Tuesday, June 29, 2010

Time to Wake Up!

Dreams are a funny thing. Not necessarily dream we have while sleeping, although mine are quite funny and out there, but dreams we have for what our lives will be like.
Ive had this one dream for as long as I can remember. It began when I was in preschool at church. And it has lasted these 20+ years. I will admit, the odds of this dream ever coming true were not in my favor. My senior year at Biola, I had a little glimmer of hope. I thought that this might be my moment to make this dream come true, or at least get the ball rolling again. Maybe not even get the ball rolling, but this glimmer of hope helped me see where the ball was. It was just a mirage. But I held on to the little hope that I had.
Well, last weekend, the dream ended. There is NO possibility of it ever coming true. Truthfully, I never thought it would come true...I don’t think I would ever want it to come true. It was more of a fun little story that I could tell people. The funny thing is, I am kind of sad.

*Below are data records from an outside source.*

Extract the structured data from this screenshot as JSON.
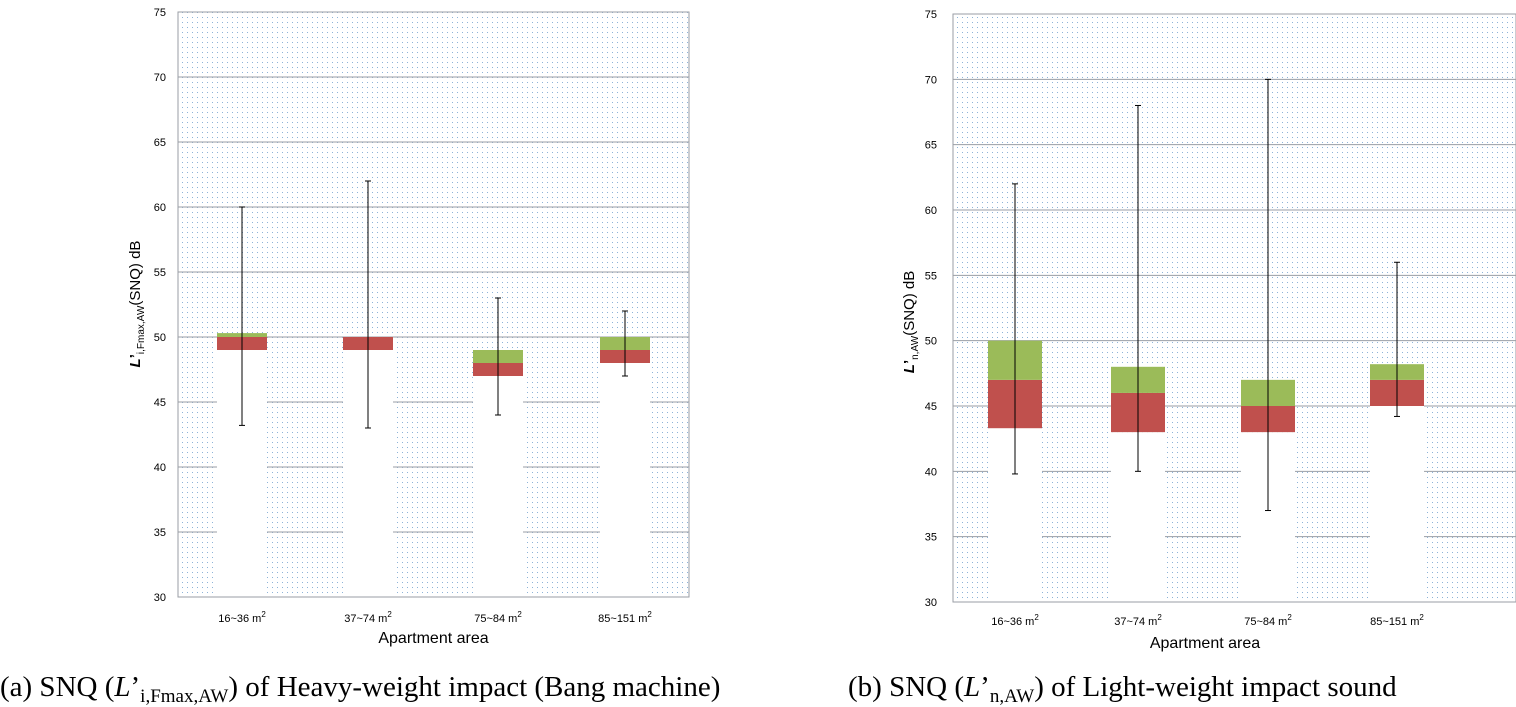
{
  "chart_data": [
    {
      "type": "bar",
      "panel": "a",
      "ylim": [
        30,
        75
      ],
      "yticks": [
        30,
        35,
        40,
        45,
        50,
        55,
        60,
        65,
        70,
        75
      ],
      "categories": [
        "16~36",
        "37~74",
        "75~84",
        "85~151"
      ],
      "category_unit": "m",
      "category_unit_sup": "2",
      "xlabel": "Apartment area",
      "ylabel_main": "L",
      "ylabel_prime": "’",
      "ylabel_sub": "i,Fmax,AW",
      "ylabel_rest": "(SNQ) dB",
      "bars": [
        {
          "base": 49.0,
          "mid": 50.0,
          "top": 50.3,
          "whisker_low": 43.2,
          "whisker_high": 60.0
        },
        {
          "base": 49.0,
          "mid": 50.0,
          "top": 50.0,
          "whisker_low": 43.0,
          "whisker_high": 62.0
        },
        {
          "base": 47.0,
          "mid": 48.0,
          "top": 49.0,
          "whisker_low": 44.0,
          "whisker_high": 53.0
        },
        {
          "base": 48.0,
          "mid": 49.0,
          "top": 50.0,
          "whisker_low": 47.0,
          "whisker_high": 52.0
        }
      ],
      "caption_prefix": "(a) SNQ (",
      "caption_italic": "L",
      "caption_prime": "’",
      "caption_sub": "i,Fmax,AW",
      "caption_suffix": ") of Heavy-weight impact (Bang machine)"
    },
    {
      "type": "bar",
      "panel": "b",
      "ylim": [
        30,
        75
      ],
      "yticks": [
        30,
        35,
        40,
        45,
        50,
        55,
        60,
        65,
        70,
        75
      ],
      "categories": [
        "16~36",
        "37~74",
        "75~84",
        "85~151"
      ],
      "category_unit": "m",
      "category_unit_sup": "2",
      "xlabel": "Apartment area",
      "ylabel_main": "L",
      "ylabel_prime": "’",
      "ylabel_sub": "n,AW",
      "ylabel_rest": "(SNQ) dB",
      "bars": [
        {
          "base": 43.3,
          "mid": 47.0,
          "top": 50.0,
          "whisker_low": 39.8,
          "whisker_high": 62.0
        },
        {
          "base": 43.0,
          "mid": 46.0,
          "top": 48.0,
          "whisker_low": 40.0,
          "whisker_high": 68.0
        },
        {
          "base": 43.0,
          "mid": 45.0,
          "top": 47.0,
          "whisker_low": 37.0,
          "whisker_high": 70.0
        },
        {
          "base": 45.0,
          "mid": 47.0,
          "top": 48.2,
          "whisker_low": 44.2,
          "whisker_high": 56.0
        }
      ],
      "caption_prefix": "(b) SNQ (",
      "caption_italic": "L",
      "caption_prime": "’",
      "caption_sub": "n,AW",
      "caption_suffix": ") of Light-weight impact sound"
    }
  ],
  "colors": {
    "upper_segment": "#9bbb59",
    "lower_segment": "#c0504d",
    "whisker": "#000000",
    "gridline": "#9a9ea4",
    "dot": "#8db3d8",
    "bar_background": "#ffffff"
  }
}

I think about all of the dreams I’ve had over the last 25 years. What dreams have I ignored? What dreams have I foolishly spent too much time and effort thinking about? What dreams have I let pass me by or felt unqualified for in some way? Which ones were of my own efforts of creating the life I wanted?
I want another dream (or even dreams). A God given dream. A dream He has given me, because it is something He has for me or wants me to do. A dream that will become reality because, after all, it isn’t mine, but His.